M’Cord asimiló lentamente esto.
—Ya conoce mi nombre. Cómo…
Nordgren carraspeó nuevamente. Era un hábito en él.
—Llegamos aquí hace dos semanas. Vinimos desde Syrtis a través de los arenales de Acria integrando una caravana motorizada que se dirigía a Sigeus Port y que estaba organizada por la Administración como parte de un plan de prospección del Sinus. Como usted probablemente sabe, algunos estudios previos hacen suponer que la Meseta Sabaeus sea posiblemente la superficie más antigua de Marte. Estaba fuera del agua ya en la época de los océanos, hace millones de años. Lo más probable es que jamás haya estado sumergida desde que se formó el planeta. Bien, para no aburrirlo: nos separamos de los otros geólogos en Sigeus, y llegamos acá a lomo de trifo acompañados por cargadores nativos. Yo… nosotros… queríamos verificar personalmente los rumores que situaban a la legendaria Ygnarh, la "primera ciudad", en esta región. —Sus labios se contrajeron en una mueca irónica, y los humedeció con la punta de su lengua.
—¿Y qué sucedió?
Nordgren se encogió de hombros.
—En cuanto los cargadores sospecharon lo que buscábamos, desertaron en masa. Tuvimos suerte de llegar aquí siquiera; nos dejaron al menos dos trifos y algunas provisiones. Encontramos Ygnarh, es cierto; o una ciudad muy antigua al menos. Una que no estaba registrada. Pero entonces llegaron los… forajidos. Y desde entonces estamos prisioneros, como usted y su amigo.

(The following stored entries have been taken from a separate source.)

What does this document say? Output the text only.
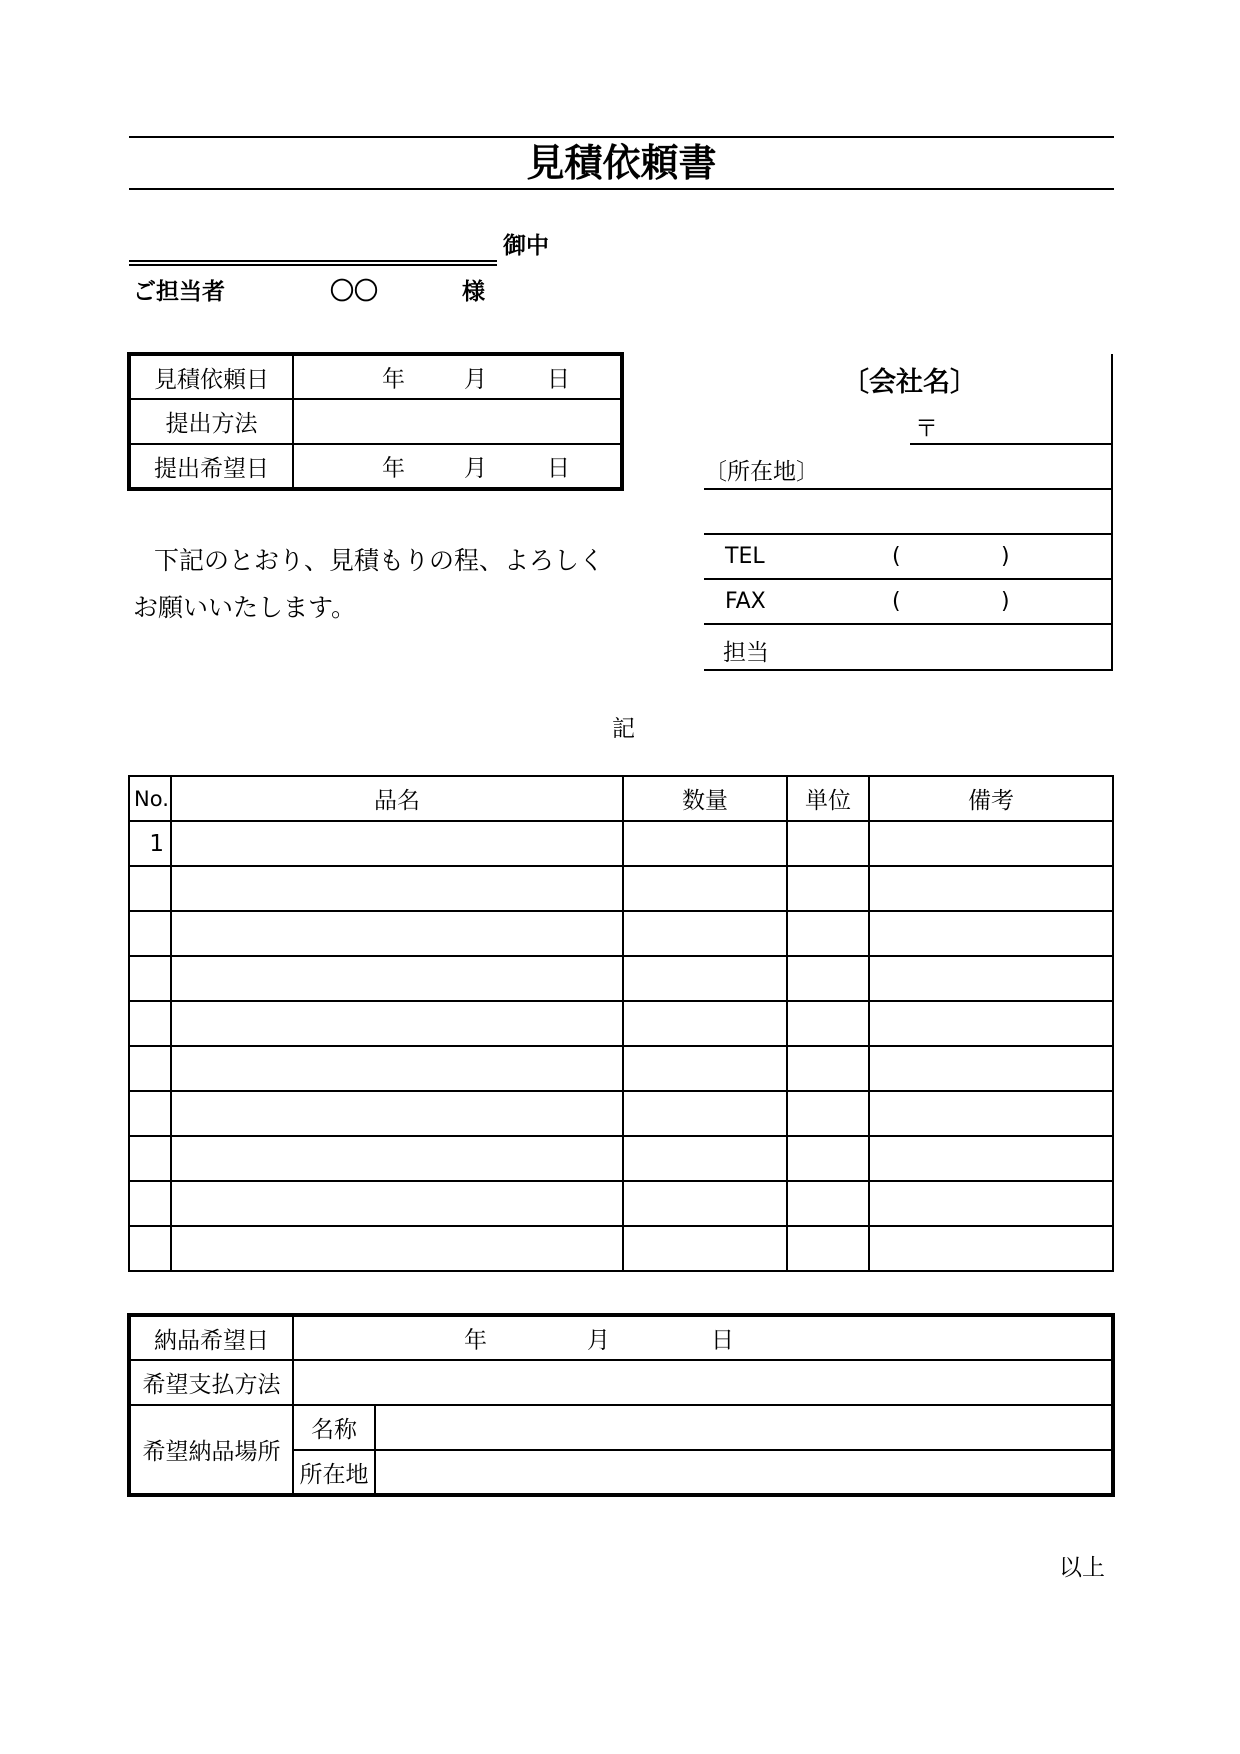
見積依頼書
御中
ご担当者	〇〇	様
見積依頼日	年 月 日

提出方法	
提出希望日	年 月 日
下記のとおり、見積もりの程、よろしく
お願いいたします。
〔会社名〕
〒
〔所在地〕
TEL	(	)
FAX	(	)
担当
記
No.	品名	数量	単位	備考
1				

納品希望日	年 月 日	

希望支払方法		
希望納品場所	名称	
	所在地	
以上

—¿Entonces no fue un sueño? ¿Chastar, la muchacha y el otro hombre…?
—¿El fraile renegado? No; me temo que son muy reales.

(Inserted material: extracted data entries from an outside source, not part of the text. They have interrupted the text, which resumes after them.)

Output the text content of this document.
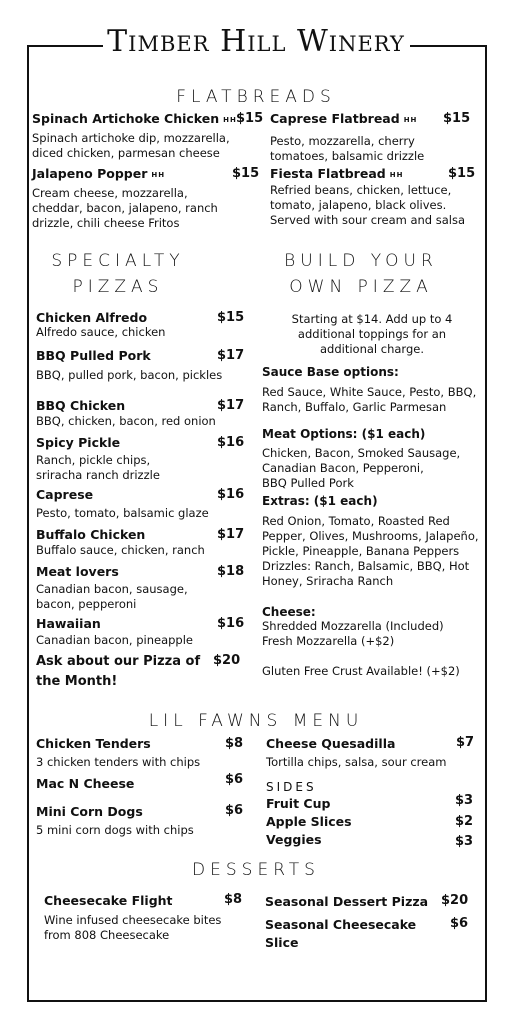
Timber Hill Winery
FLATBREADS
Spinach Artichoke Chicken HH $15
Spinach artichoke dip, mozzarella,
diced chicken, parmesan cheese
Jalapeno Popper HH	$15
Cream cheese, mozzarella,
cheddar, bacon, jalapeno, ranch
drizzle, chili cheese Fritos
Caprese Flatbread HH $15
Pesto, mozzarella, cherry
tomatoes, balsamic drizzle
Fiesta Flatbread HH	$15
Refried beans, chicken, lettuce,
tomato, jalapeno, black olives.
Served with sour cream and salsa
SPECIALTY
PIZZAS
Chicken Alfredo	$15
Alfredo sauce, chicken
BBQ Pulled Pork	$17
BBQ, pulled pork, bacon, pickles
BBQ Chicken	$17
BBQ, chicken, bacon, red onion
Spicy Pickle	$16
Ranch, pickle chips,
sriracha ranch drizzle
Caprese	$16
Pesto, tomato, balsamic glaze
Buffalo Chicken	$17
Buffalo sauce, chicken, ranch
Meat lovers	$18
Canadian bacon, sausage,
bacon, pepperoni
Hawaiian	$16
Canadian bacon, pineapple
Ask about our Pizza of
the Month!
$20
BUILD YOUR
OWN PIZZA
Starting at $14. Add up to 4
additional toppings for an
additional charge.
Sauce Base options:
Red Sauce, White Sauce, Pesto, BBQ,
Ranch, Buffalo, Garlic Parmesan
Meat Options: ($1 each)
Chicken, Bacon, Smoked Sausage,
Canadian Bacon, Pepperoni,
BBQ Pulled Pork
Extras: ($1 each)
Red Onion, Tomato, Roasted Red
Pepper, Olives, Mushrooms, Jalapeño,
Pickle, Pineapple, Banana Peppers
Drizzles: Ranch, Balsamic, BBQ, Hot
Honey, Sriracha Ranch
Cheese:
Shredded Mozzarella (Included)
Fresh Mozzarella (+$2)
Gluten Free Crust Available! (+$2)
LIL FAWNS MENU
Chicken Tenders	$8
3 chicken tenders with chips
Mac N Cheese	$6
Mini Corn Dogs	$6
5 mini corn dogs with chips
Cheese Quesadilla	$7
Tortilla chips, salsa, sour cream
SIDES
Fruit Cup	$3
Apple Slices	$2
Veggies	$3
DESSERTS
Cheesecake Flight	$8
Wine infused cheesecake bites
from 808 Cheesecake
Seasonal Dessert Pizza $20
Seasonal Cheesecake
Slice
$6
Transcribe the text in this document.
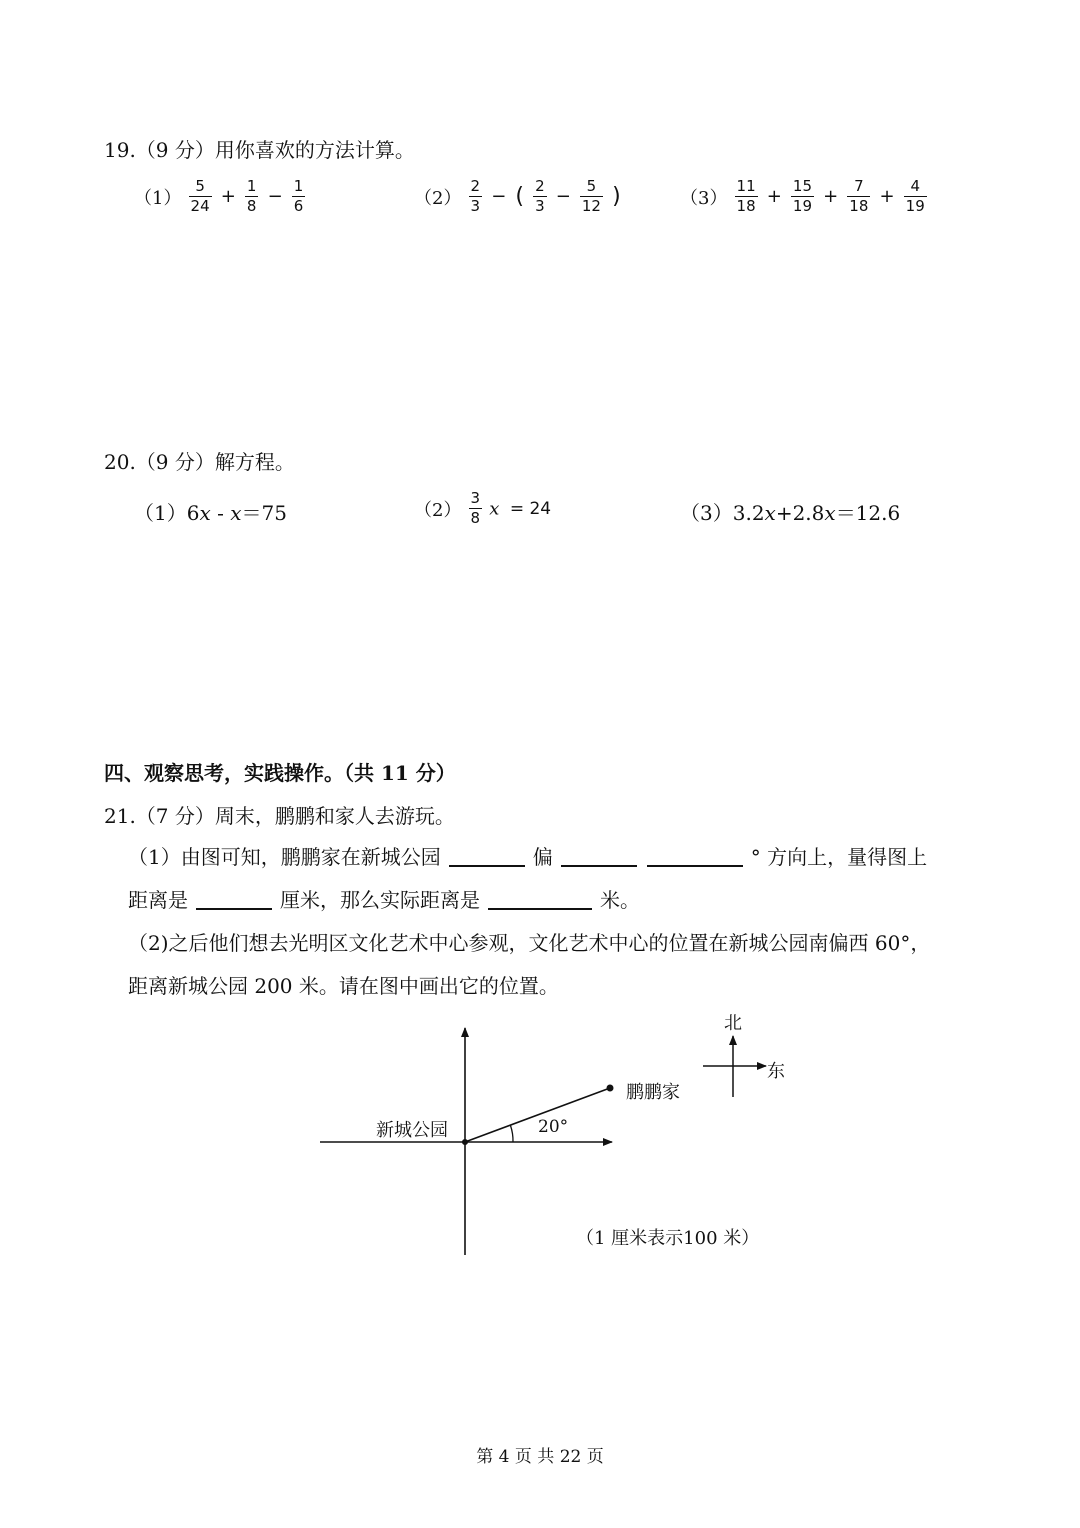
19.（9 分）用你喜欢的方法计算。
$(1) \frac{5}{24} + \frac{1}{8} - \frac{1}{6}$	$(2) \frac{2}{3}$ − ( $\frac{2}{3} - \frac{5}{12}$ )	$(3) \frac{11}{18} + \frac{15}{19} + \frac{7}{18} + \frac{4}{19}$
20.（9 分）解方程。
（1）6x - x＝75	$(2) \frac{3}{8}$ x  = 24	（3）3.2x+2.8x＝12.6
四、观察思考，实践操作。（共 11 分）
21.（7 分）周末，鹏鹏和家人去游玩。
（1）由图可知，鹏鹏家在新城公园	偏	° 方向上，量得图上
距离是	厘米，那么实际距离是	米。
（2)之后他们想去光明区文化艺术中心参观，文化艺术中心的位置在新城公园南偏西 60°，
距离新城公园 200 米。请在图中画出它的位置。
新城公园
鹏鹏家
20°
北
东
（1 厘米表示100 米）
第 4 页 共 22 页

La muchacha, que había estado arrodillada junto a su catre todo ese rato, en silencio mientras hablaba su hermano, lo interrumpió intranquila.
—Debe descansar, Karl. —Nordgren pestañeó.
—Oh, por supuesto, qué estúpido soy. Tendremos suficiente tiempo para conversar después, me imagino.
Se desvaneció sin que M’Cord lo viera marcharse. Estaba comenzando a ver borroso. Sintió que se sumergía en el sueño, como en cálidas y suaves aguas.
—¿Perdí… la pierna? —alcanzó a preguntar torpemente. Ella sacudió la cabeza.
—Lo salvamos. Una de las cosas que dejaron los cargadores cuando nos abandonaron fue una Atwood M-400 nueva. Tenía una provisión de baterías en mi equipo, que no tocaron… Probablemente por temor a nuestra "magia"…
—¿Atwood? —murmuró medio dormido.
—Una de esas nuevas "maravillas de la medicina electrónica" —asintió—. Acelera la soldadura y el fortalecimiento de los huesos y la piel por medio de estimulación eléctrica de la…
Pero su voz se desvaneció a medida que la oscuridad se apoderaba de él. Y durmió. Pero esta vez fue un sueño profundo, reparador, sin la pesadilla del dolor. Y cuando despertó se sintió mejor.